BUGS BUGS Insects

Dusk here at Kufunda Village is about a constant barrage of attacks on my ankles, arms, and any exposed skin for that matter. Summer means it’s the rainy season, which means this place is ALIVE! From creeping vines, to head high grasses of all varieties, to Msasa trees bearing pods, to huge flowering wild marigolds. All this plant abundance spills out to the insect kingdom, and we have a wonderful variety of bugs to enjoy, swat and marvel at. Maybe farm kids and people who have lived in the bush are used to this, but coming from the windblown summer of Cape Town, this is all worth mentioning.


Beetle on sand

 

Firstly, we have a small ‘pet’ rain spider who lives under the picture frame next to our bed. He/she peeks out usually at night. I think her sisters live under every picture frame in the house (and there are quite a few). Calm, ever present and flat to the wall. She can stay. Every evening there are a bunch of Christmas /summer beetles of different sizes who manage to find their way into the shower. It seems like they spend the entire night trying to dig their way out through the grout between the bathroom tiles – with no success. The flying ants that come into the cottage with their long drippy delicate wings are definitive summer bugs and remind me of my childhood on hot balmy nights in Joburg after the rain. 
 
There is a termite hole that looks about 2 meters deep in our ‘driveway’ to the cottage, and we have to just learn to live in harmony with the ants. All the ants. It is usually about two days after we sweep the house, that the ants and termites have found a crack in the house structure and have started piling out sand again. So there are little piles of scattered sand all over the house. Some woodland forest ants are as big as 50c pieces… and if you lift the layers of leaf debris in the forest, there are a myriad of other bugs.


 

Lush green forests and boulders to explore in and around the village 


In the shared office, which is a room in our hosts house, the leggy wasps with loud buzzers in their wings fly in and out the open windows, always looking for new nest sites. I know they have a nest in a certain lever arch file, busy building with mud and waspy spit and are creating a new one under the desk. I’ve learnt that these yellow legged ones are pretty harmless and won’t sting, unless seriously provoked. Recently, one started creating a nest in the side cushion of our couch!

 

Beautiful patterns on this moth the size of a human fist!

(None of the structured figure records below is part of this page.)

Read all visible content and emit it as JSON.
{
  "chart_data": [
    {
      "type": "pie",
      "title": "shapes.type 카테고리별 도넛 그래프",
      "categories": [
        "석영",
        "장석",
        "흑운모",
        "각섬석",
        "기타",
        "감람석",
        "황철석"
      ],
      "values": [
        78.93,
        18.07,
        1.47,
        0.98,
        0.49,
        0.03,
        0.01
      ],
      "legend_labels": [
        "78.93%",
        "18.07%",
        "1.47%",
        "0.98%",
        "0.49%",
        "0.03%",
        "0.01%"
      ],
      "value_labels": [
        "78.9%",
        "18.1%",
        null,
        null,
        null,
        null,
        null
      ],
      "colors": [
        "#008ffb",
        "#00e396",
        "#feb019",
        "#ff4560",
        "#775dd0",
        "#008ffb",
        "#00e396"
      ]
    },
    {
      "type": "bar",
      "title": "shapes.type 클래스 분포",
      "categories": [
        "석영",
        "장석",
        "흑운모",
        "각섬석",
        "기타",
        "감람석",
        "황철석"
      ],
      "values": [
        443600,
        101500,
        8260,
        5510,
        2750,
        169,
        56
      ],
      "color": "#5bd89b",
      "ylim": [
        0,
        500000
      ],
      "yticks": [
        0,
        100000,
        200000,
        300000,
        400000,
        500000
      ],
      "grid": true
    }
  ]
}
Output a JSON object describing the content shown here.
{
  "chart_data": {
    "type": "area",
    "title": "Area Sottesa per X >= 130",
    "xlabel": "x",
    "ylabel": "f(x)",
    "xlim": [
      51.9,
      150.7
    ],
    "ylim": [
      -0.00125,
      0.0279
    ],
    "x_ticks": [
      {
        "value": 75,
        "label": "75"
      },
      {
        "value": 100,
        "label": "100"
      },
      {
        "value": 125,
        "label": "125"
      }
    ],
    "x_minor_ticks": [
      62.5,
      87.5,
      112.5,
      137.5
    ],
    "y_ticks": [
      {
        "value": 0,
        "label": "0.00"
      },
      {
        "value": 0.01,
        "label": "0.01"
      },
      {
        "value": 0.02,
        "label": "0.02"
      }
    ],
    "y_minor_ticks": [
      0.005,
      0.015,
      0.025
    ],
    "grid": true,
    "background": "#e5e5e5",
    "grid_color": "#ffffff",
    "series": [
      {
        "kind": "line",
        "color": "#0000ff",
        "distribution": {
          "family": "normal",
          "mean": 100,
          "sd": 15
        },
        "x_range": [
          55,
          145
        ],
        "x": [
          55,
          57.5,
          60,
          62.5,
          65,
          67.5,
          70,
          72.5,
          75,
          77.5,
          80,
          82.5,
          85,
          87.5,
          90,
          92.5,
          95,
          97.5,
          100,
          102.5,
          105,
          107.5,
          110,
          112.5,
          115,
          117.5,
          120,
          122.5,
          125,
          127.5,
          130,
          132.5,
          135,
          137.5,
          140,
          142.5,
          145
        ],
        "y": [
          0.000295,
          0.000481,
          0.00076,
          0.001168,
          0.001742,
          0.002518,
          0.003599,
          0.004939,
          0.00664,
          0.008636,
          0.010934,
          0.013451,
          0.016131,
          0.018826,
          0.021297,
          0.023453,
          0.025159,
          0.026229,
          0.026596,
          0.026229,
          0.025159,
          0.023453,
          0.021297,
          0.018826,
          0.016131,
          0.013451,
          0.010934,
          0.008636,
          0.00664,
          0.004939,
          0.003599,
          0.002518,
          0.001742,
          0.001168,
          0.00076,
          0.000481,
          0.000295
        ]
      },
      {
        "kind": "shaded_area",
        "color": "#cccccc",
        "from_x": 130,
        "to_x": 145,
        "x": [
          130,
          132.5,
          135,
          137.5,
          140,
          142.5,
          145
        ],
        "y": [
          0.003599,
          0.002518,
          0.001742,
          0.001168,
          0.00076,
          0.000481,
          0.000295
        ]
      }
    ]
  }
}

Then there are the mantids. Flying in and around at night. Sitting patiently in our mosquito net, waiting to catch a slow smaller creature for a midnight snack. I love them. They are like moths here. Ah, and the moths…! Works of art. Some are leaf-like, some are designed to instill fear or admiration. Gabriel is petrified of moths. Weird, as he loves most other insects. But he’s had some horrid showers with the oversized moths flapping in his space, and trying to land on his naked body. We all have a good laugh while he is shrieking.

 

Azara with her moth 'brooch'


I’ve thoroughly enjoyed the insects (do people say that, enjoy insects?) in this part of Zimbabwe and keep finding new bugs to observe. I just wish I had a bug book with us to do some proper identification. We do have some tiny scorpions running around, I had one run out my shoe over my arm as I was getting ready for a run. Luckily no sting this time! Not like the last time I sat on a scorpion at 5am in our tent in the Northern Cape, just before a 15km trail run. That poison coursed through me and I ran across land in a slight delirium. After I finished the race, I had to sleep for 3 hours…. 

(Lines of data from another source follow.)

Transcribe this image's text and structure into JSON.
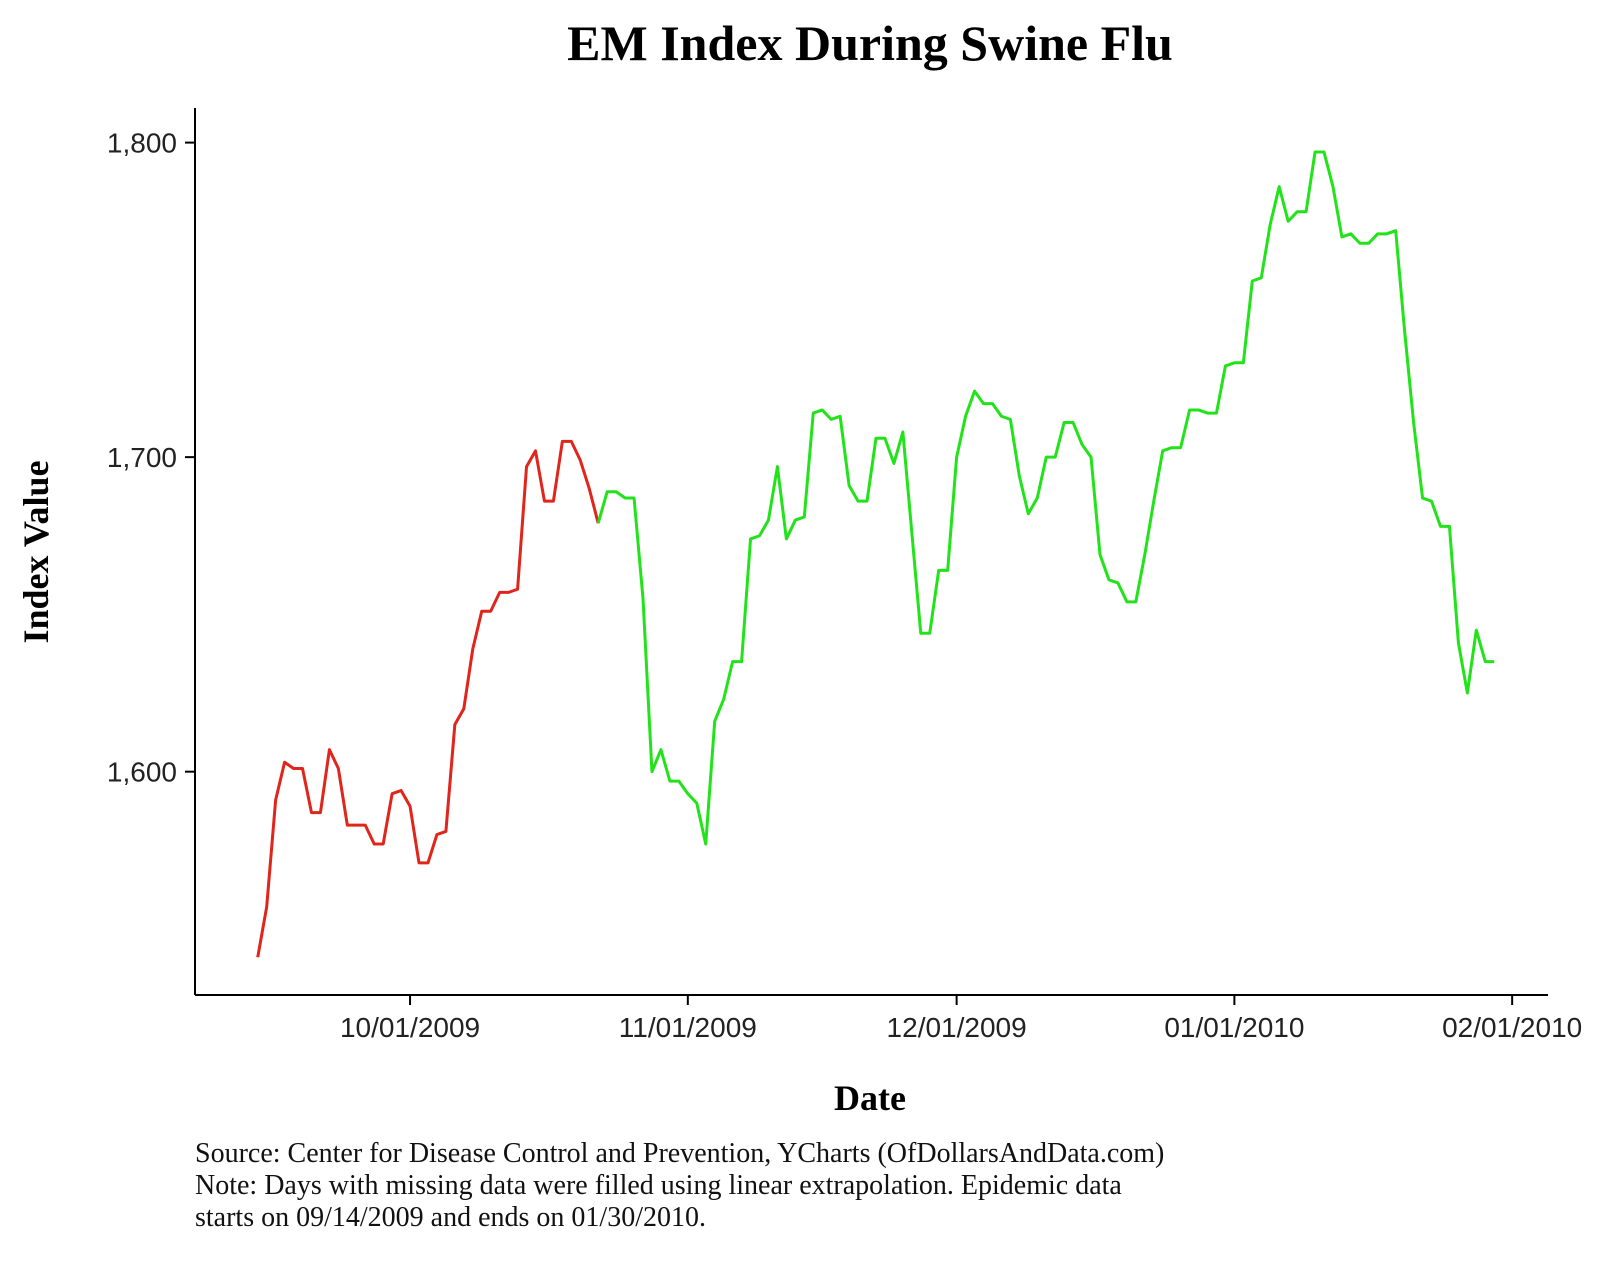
{
  "chart_data": {
    "type": "line",
    "title": "EM Index During Swine Flu",
    "x_label": "Date",
    "y_label": "Index Value",
    "caption": [
      "Source: Center for Disease Control and Prevention, YCharts (OfDollarsAndData.com)",
      "Note: Days with missing data were filled using linear extrapolation. Epidemic data",
      "starts on 09/14/2009 and ends on 01/30/2010."
    ],
    "xlim": [
      "09/07/2009",
      "02/05/2010"
    ],
    "xticks": [
      "10/01/2009",
      "11/01/2009",
      "12/01/2009",
      "01/01/2010",
      "02/01/2010"
    ],
    "ylim": [
      1529,
      1811
    ],
    "yticks": [
      {
        "value": 1600,
        "label": "1,600"
      },
      {
        "value": 1700,
        "label": "1,700"
      },
      {
        "value": 1800,
        "label": "1,800"
      }
    ],
    "grid": false,
    "series": [
      {
        "color": "#e0251b",
        "x": [
          "09/14/2009",
          "09/15/2009",
          "09/16/2009",
          "09/17/2009",
          "09/18/2009",
          "09/19/2009",
          "09/20/2009",
          "09/21/2009",
          "09/22/2009",
          "09/23/2009",
          "09/24/2009",
          "09/25/2009",
          "09/26/2009",
          "09/27/2009",
          "09/28/2009",
          "09/29/2009",
          "09/30/2009",
          "10/01/2009",
          "10/02/2009",
          "10/03/2009",
          "10/04/2009",
          "10/05/2009",
          "10/06/2009",
          "10/07/2009",
          "10/08/2009",
          "10/09/2009",
          "10/10/2009",
          "10/11/2009",
          "10/12/2009",
          "10/13/2009",
          "10/14/2009",
          "10/15/2009",
          "10/16/2009",
          "10/17/2009",
          "10/18/2009",
          "10/19/2009",
          "10/20/2009",
          "10/21/2009",
          "10/22/2009"
        ],
        "values": [
          1541,
          1557,
          1591,
          1603,
          1601,
          1601,
          1587,
          1587,
          1607,
          1601,
          1583,
          1583,
          1583,
          1577,
          1577,
          1593,
          1594,
          1589,
          1571,
          1571,
          1580,
          1581,
          1615,
          1620,
          1639,
          1651,
          1651,
          1657,
          1657,
          1658,
          1697,
          1702,
          1686,
          1686,
          1705,
          1705,
          1699,
          1690,
          1679
        ]
      },
      {
        "color": "#22e31a",
        "x": [
          "10/22/2009",
          "10/23/2009",
          "10/24/2009",
          "10/25/2009",
          "10/26/2009",
          "10/27/2009",
          "10/28/2009",
          "10/29/2009",
          "10/30/2009",
          "10/31/2009",
          "11/01/2009",
          "11/02/2009",
          "11/03/2009",
          "11/04/2009",
          "11/05/2009",
          "11/06/2009",
          "11/07/2009",
          "11/08/2009",
          "11/09/2009",
          "11/10/2009",
          "11/11/2009",
          "11/12/2009",
          "11/13/2009",
          "11/14/2009",
          "11/15/2009",
          "11/16/2009",
          "11/17/2009",
          "11/18/2009",
          "11/19/2009",
          "11/20/2009",
          "11/21/2009",
          "11/22/2009",
          "11/23/2009",
          "11/24/2009",
          "11/25/2009",
          "11/26/2009",
          "11/27/2009",
          "11/28/2009",
          "11/29/2009",
          "11/30/2009",
          "12/01/2009",
          "12/02/2009",
          "12/03/2009",
          "12/04/2009",
          "12/05/2009",
          "12/06/2009",
          "12/07/2009",
          "12/08/2009",
          "12/09/2009",
          "12/10/2009",
          "12/11/2009",
          "12/12/2009",
          "12/13/2009",
          "12/14/2009",
          "12/15/2009",
          "12/16/2009",
          "12/17/2009",
          "12/18/2009",
          "12/19/2009",
          "12/20/2009",
          "12/21/2009",
          "12/22/2009",
          "12/23/2009",
          "12/24/2009",
          "12/25/2009",
          "12/26/2009",
          "12/27/2009",
          "12/28/2009",
          "12/29/2009",
          "12/30/2009",
          "12/31/2009",
          "01/01/2010",
          "01/02/2010",
          "01/03/2010",
          "01/04/2010",
          "01/05/2010",
          "01/06/2010",
          "01/07/2010",
          "01/08/2010",
          "01/09/2010",
          "01/10/2010",
          "01/11/2010",
          "01/12/2010",
          "01/13/2010",
          "01/14/2010",
          "01/15/2010",
          "01/16/2010",
          "01/17/2010",
          "01/18/2010",
          "01/19/2010",
          "01/20/2010",
          "01/21/2010",
          "01/22/2010",
          "01/23/2010",
          "01/24/2010",
          "01/25/2010",
          "01/26/2010",
          "01/27/2010",
          "01/28/2010",
          "01/29/2010",
          "01/30/2010"
        ],
        "values": [
          1679,
          1689,
          1689,
          1687,
          1687,
          1655,
          1600,
          1607,
          1597,
          1597,
          1593,
          1590,
          1577,
          1616,
          1623,
          1635,
          1635,
          1674,
          1675,
          1680,
          1697,
          1674,
          1680,
          1681,
          1714,
          1715,
          1712,
          1713,
          1691,
          1686,
          1686,
          1706,
          1706,
          1698,
          1708,
          1676,
          1644,
          1644,
          1664,
          1664,
          1700,
          1713,
          1721,
          1717,
          1717,
          1713,
          1712,
          1694,
          1682,
          1687,
          1700,
          1700,
          1711,
          1711,
          1704,
          1700,
          1669,
          1661,
          1660,
          1654,
          1654,
          1669,
          1686,
          1702,
          1703,
          1703,
          1715,
          1715,
          1714,
          1714,
          1729,
          1730,
          1730,
          1756,
          1757,
          1774,
          1786,
          1775,
          1778,
          1778,
          1797,
          1797,
          1786,
          1770,
          1771,
          1768,
          1768,
          1771,
          1771,
          1772,
          1740,
          1711,
          1687,
          1686,
          1678,
          1678,
          1641,
          1625,
          1645,
          1635,
          1635
        ]
      }
    ]
  }
}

Lace wing found in the forest


Some of the irritating insects also occur, like the daytime mosquitoes, and the midges who hang around the horses, trying to bite in their ears, and just irritate us humans. And the perpetual fruit flies who want to devour our mangoes and bananas…. And we did swim in a lily pond a few weeks ago which had tiny snails that stuck to our skin – Bilharzia eek ??? But overall they are fabulous. Let’s talk again in a few months, I might have a different tune.